En février 2004, est créée la commission de réforme de la taxe professionnelle, présidée par M. Olivier Fouquet, elle rend ses travaux le 21 décembre 2004, et dans un large consensus elle propose de remplacer la taxe professionnelle par deux impositions distinctes :

•    l'une, reposant sur la valeur ajoutée, à un taux fixé localement, dans les limites d'un plancher et d'un plafond nationaux (de 1,2 % et 3,2 %), et répartie entre établissements en fonction de la valeur locative foncière et des effectifs ;
•    l'autre, reposant sur les valeurs locatives foncières, à un taux fixé localement.

Cette réforme d'ampleur n'a pas été retenue en raison des importants transferts qu'elle réalisait entre entreprises et entre collectivités territoriales.

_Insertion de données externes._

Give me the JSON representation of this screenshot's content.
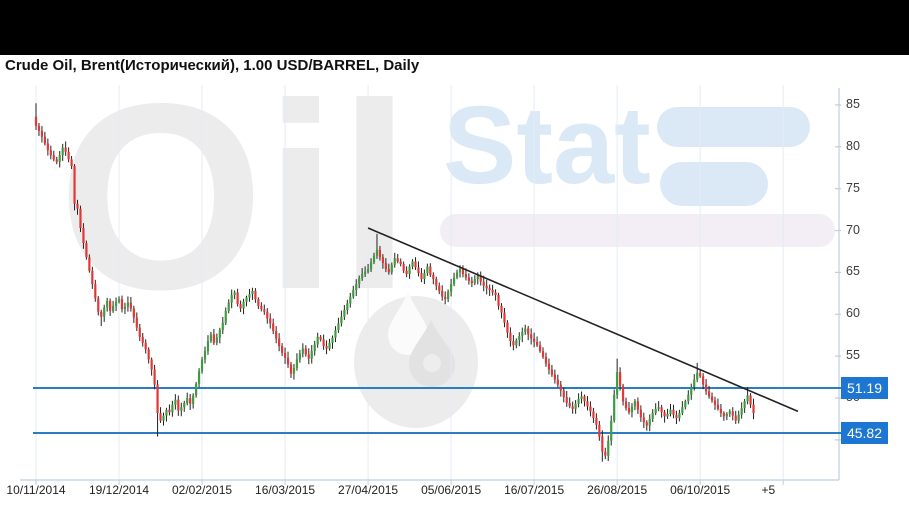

Le Gouvernement ne suivant pas les propositions de la commission Fouquet, deux mesures ont été prises afin d'alléger la taxe professionnelle :

•    le dégrèvement de taxe professionnelle pour les investissements nouveaux a été étendu aux investissements postérieurs à ceux réalisés en 2004 ou en 2005
•    la taxe professionnelle a été plafonnée à 3,5 % de la valeur ajoutée, désormais taux unique pour l'ensemble des entreprises.

Au regard des perspectives d'investissement des entreprises pour 2009 et des prévisions de croissance quasi-nulle, M. Nicolas Sarkozy, Président de la République, a annoncé, le 23 octobre 2008, une exonération totale et définitive de taxe professionnelle pour les investissements réalisés entre le 23 octobre 2008 et le 31 décembre 2009, le manque à gagner pour les collectivités territoriales devant être compensé par l'Etat.

Parallèlement, le comité pour la réforme des collectivités locales a commencé ses travaux le 22 octobre avec pour mission de proposer des pistes de réforme de la taxe professionnelle tout en préservant les recettes des collectivités territoriales.

Ces travaux, devant être rendus avant le 1er mars, sont menés avec la finalité de conserver « le lien indispensable entre l'entreprise et la collectivité territoriale qui lui garantit l'environnement dont elle a besoin pour être productive » selon le rapporteur général du budget au Sénat ( voir son rapport à cettte adresse : http://www.senat.fr/rap/r08-075/r08-0756.html#toc212)


Le 6 février, dans une allocution télévisée, M. Nicolas Sarkozy annonce sa suppression.


Cet impôt a deux assiettes : la valeur locative des biens immobiliers d'une part, les équipements et biens mobiliers, de l'autre part, autrement dit les biens consacrés à la production. Seraient concernés par la suppression de la taxe l'ensemble des équipements et biens mobiliers. L'industrie n'est pas la seule concernée, mais elle sera la première bénéficiaire. La taxe subsisterait sur la part foncière (20 % de la recette).


La question du remplacement de cette taxe est essentielle, en effet comment disposer d’une ressource de substitution qui respecte les principes que les associations d’élus ont toujours défendus :
- respect de l’autonomie fiscale,
- maintien du lien fiscal entre entreprises et territoires,
- cohérence d’ensemble des réformes territoriale et fiscale.


Plusieurs groupes de travail mènent actuellement des auditions afin de proposer des pistes de réforme de l'organisation territoriale, cette réforme est bien sur liée à la refonte de la fiscalité locale. Le comité Balladur doit rendre ses conclusions d'ici quelques jours.